Das Ufer kommt näher – auch der „Iceberg“. Trotz der Earplugs vernehme ich den üblichen Lärm eines Strandbads, plötzlich sind auch wieder andere Schwimmer da. Das kommt mir irgendwie seltsam vor, wie eine Rückkehr in den Alltag von einer großen Reise. Und irgendwie ist es das ja auch. Die Leute paddeln, peinlichst darauf bedacht, dass das Kinn nicht ins Wasser kommt, an mir vorbei. Leute, schwimmt doch mal ordentlich.E
Noch ein paar kräftige Züge und ich erreiche die Badeleiter am Steg.
Als ich aus dem Wasser komme, bin ich mächtig stolz. Die Endorphine schwappen förmlich bei jedem Schritt durch mich durch.
Ein Blick auf die Uhr erschreckt mich: Ich war nur eine Stunde und fünf Minuten unterwegs.

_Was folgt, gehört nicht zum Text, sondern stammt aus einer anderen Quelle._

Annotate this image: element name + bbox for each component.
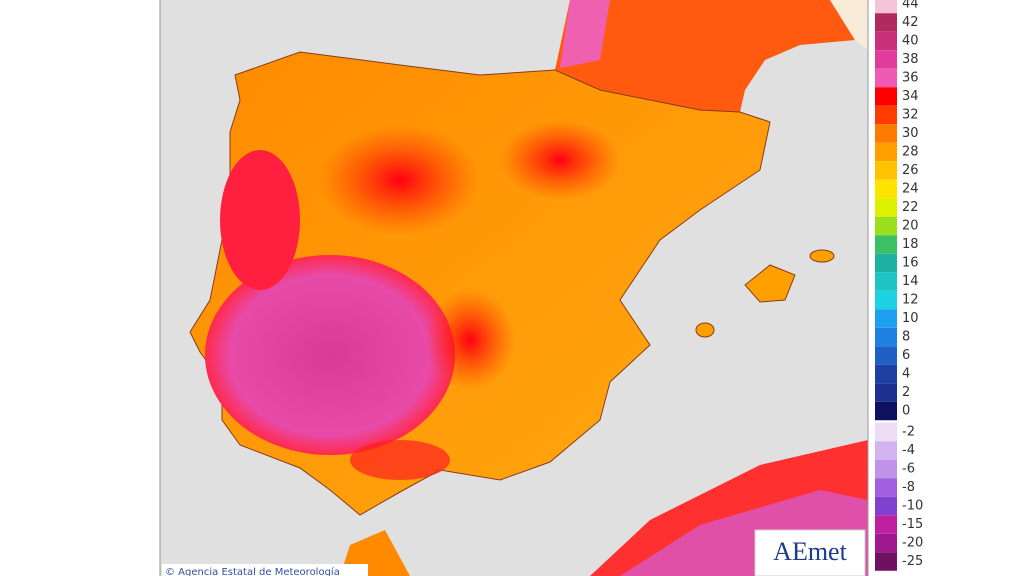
legend-label: 2 xyxy=(902,385,910,400)
legend-swatch xyxy=(875,515,897,534)
hot-west xyxy=(220,150,300,290)
legend-swatch xyxy=(875,478,897,497)
legend-label: 14 xyxy=(902,274,919,289)
legend-label: -20 xyxy=(902,536,923,551)
legend-label: 28 xyxy=(902,145,919,160)
legend-label: 38 xyxy=(902,52,919,67)
hot-southwest xyxy=(205,255,455,455)
logo: AEmet xyxy=(773,537,847,566)
legend-swatch xyxy=(875,31,897,51)
france-hot xyxy=(560,0,610,68)
legend-swatch xyxy=(875,496,897,516)
legend-label: 44 xyxy=(902,0,919,12)
france-east xyxy=(830,0,868,50)
legend-label: 18 xyxy=(902,237,919,252)
legend-label: 24 xyxy=(902,182,919,197)
legend-swatch xyxy=(875,13,897,32)
legend-label: 22 xyxy=(902,200,919,215)
legend-label: 30 xyxy=(902,126,919,141)
legend-swatch xyxy=(875,179,897,199)
legend-swatch xyxy=(875,50,897,69)
legend-label: 42 xyxy=(902,15,919,30)
legend-swatch xyxy=(875,68,897,88)
legend-swatch xyxy=(875,459,897,479)
legend-label: 4 xyxy=(902,367,910,382)
legend-swatch xyxy=(875,105,897,125)
legend-swatch xyxy=(875,235,897,254)
legend-label: 36 xyxy=(902,71,919,86)
legend-label: 40 xyxy=(902,34,919,49)
footer-bg xyxy=(162,564,368,576)
legend-swatch xyxy=(875,253,897,273)
legend-swatch xyxy=(875,198,897,217)
legend-label: 16 xyxy=(902,256,919,271)
legend-label: -6 xyxy=(902,462,915,477)
hot-center xyxy=(425,290,515,390)
legend-swatch xyxy=(875,422,897,442)
legend-swatch xyxy=(875,0,897,14)
legend-swatch xyxy=(875,272,897,291)
hot-south xyxy=(350,440,450,480)
legend-label: 34 xyxy=(902,89,919,104)
legend-swatch xyxy=(875,87,897,106)
legend-label: 20 xyxy=(902,219,919,234)
mallorca xyxy=(744,264,796,303)
legend-label: 12 xyxy=(902,293,919,308)
legend-label: -2 xyxy=(902,425,915,440)
legend-swatch xyxy=(875,309,897,328)
legend-swatch xyxy=(875,364,897,384)
legend-label: -10 xyxy=(902,499,923,514)
legend-label: 8 xyxy=(902,330,910,345)
legend-swatch xyxy=(875,401,897,421)
legend-label: -25 xyxy=(902,554,923,569)
legend-swatch xyxy=(875,161,897,180)
legend-swatch xyxy=(875,327,897,347)
legend-swatch xyxy=(875,346,897,365)
legend-swatch xyxy=(875,533,897,553)
france xyxy=(555,0,855,112)
legend-label: 0 xyxy=(902,404,910,419)
legend-swatch xyxy=(875,216,897,236)
ibiza xyxy=(695,322,715,338)
legend-swatch xyxy=(875,142,897,162)
legend-swatch xyxy=(875,290,897,310)
hot-north xyxy=(320,125,480,235)
legend-label: -15 xyxy=(902,517,923,532)
hot-ebro xyxy=(500,120,620,200)
legend-swatch xyxy=(875,383,897,402)
logo-box xyxy=(754,529,866,576)
legend-swatch xyxy=(875,552,897,571)
legend-label: 6 xyxy=(902,348,910,363)
footer: © Agencia Estatal de Meteorología xyxy=(165,566,340,576)
legend-label: 26 xyxy=(902,163,919,178)
legend-label: -4 xyxy=(902,443,915,458)
legend-swatch xyxy=(875,441,897,460)
legend-label: -8 xyxy=(902,480,915,495)
legend-label: 10 xyxy=(902,311,919,326)
legend-label: 32 xyxy=(902,108,919,123)
menorca xyxy=(809,249,835,263)
legend-swatch xyxy=(875,124,897,143)
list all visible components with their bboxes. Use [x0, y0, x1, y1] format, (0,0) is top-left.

Das kann nicht sein. So wenig?
Aber es stimmt.
Zum Stolz mischt sich etwas Frust. Die Herreninsel ist viel näher, als ich dachte Als ich auf einer Wanderkarte später nachmesse, weiß ich: Eine Strecke beträgt etwa 2,5 Kilometer – und nicht 3,5 oder gar vier 4 km. Und dafür war die Zeit dann doch eher bescheiden. Na ja, egal.
I did it. Und nur darum geht es.
Als ich über den Steg zur Liegewiese gehe, kommt mir ein Vater mit einem Kind entgegen. Der Junge zerrt um Aufmerksamkeit ringend an der Hand seines Vaters: „Kuck mal Papa. Der Mann da. Was hat denn der an?“
„Der war tauchen“, wird er von seinem mindstens 10 Kilo schwerem Vater belehrt.
Ich lächle in mich hinein. Strandbad eben. was soll man noch dazu sagen?
Nichts. Ich genieße, was ich getan habe.
Mein Team ist schon da. Schnell ein Energy-Gel, ein paar PowerBar und einen kräftigen Schluck Sportness Iso-Sports-Drink mit Zitrone-Grapefruit-Geschmack. Alles ist nur noch toll.
Ich sitze auf der Wiese, noch im Neoprenanzug. Kein Muskelflattern, kein schweres Schnaufen; ich bin ein wenig geschafft, aber noch nicht an der Grenze meiner Möglichkeiten.
Das nächste Mal werde ich beide Strecken schwimmen. Und wenn nicht in diesem Jahr, dann vielleicht 2014.
Danke an Eva, Benjamin und Jonas – mein Begleitteam. Und danke an Eva und Jonas für die Fotos. Ich hoffe, Ihr macht noch mal mit, dann aber mit E-Boot?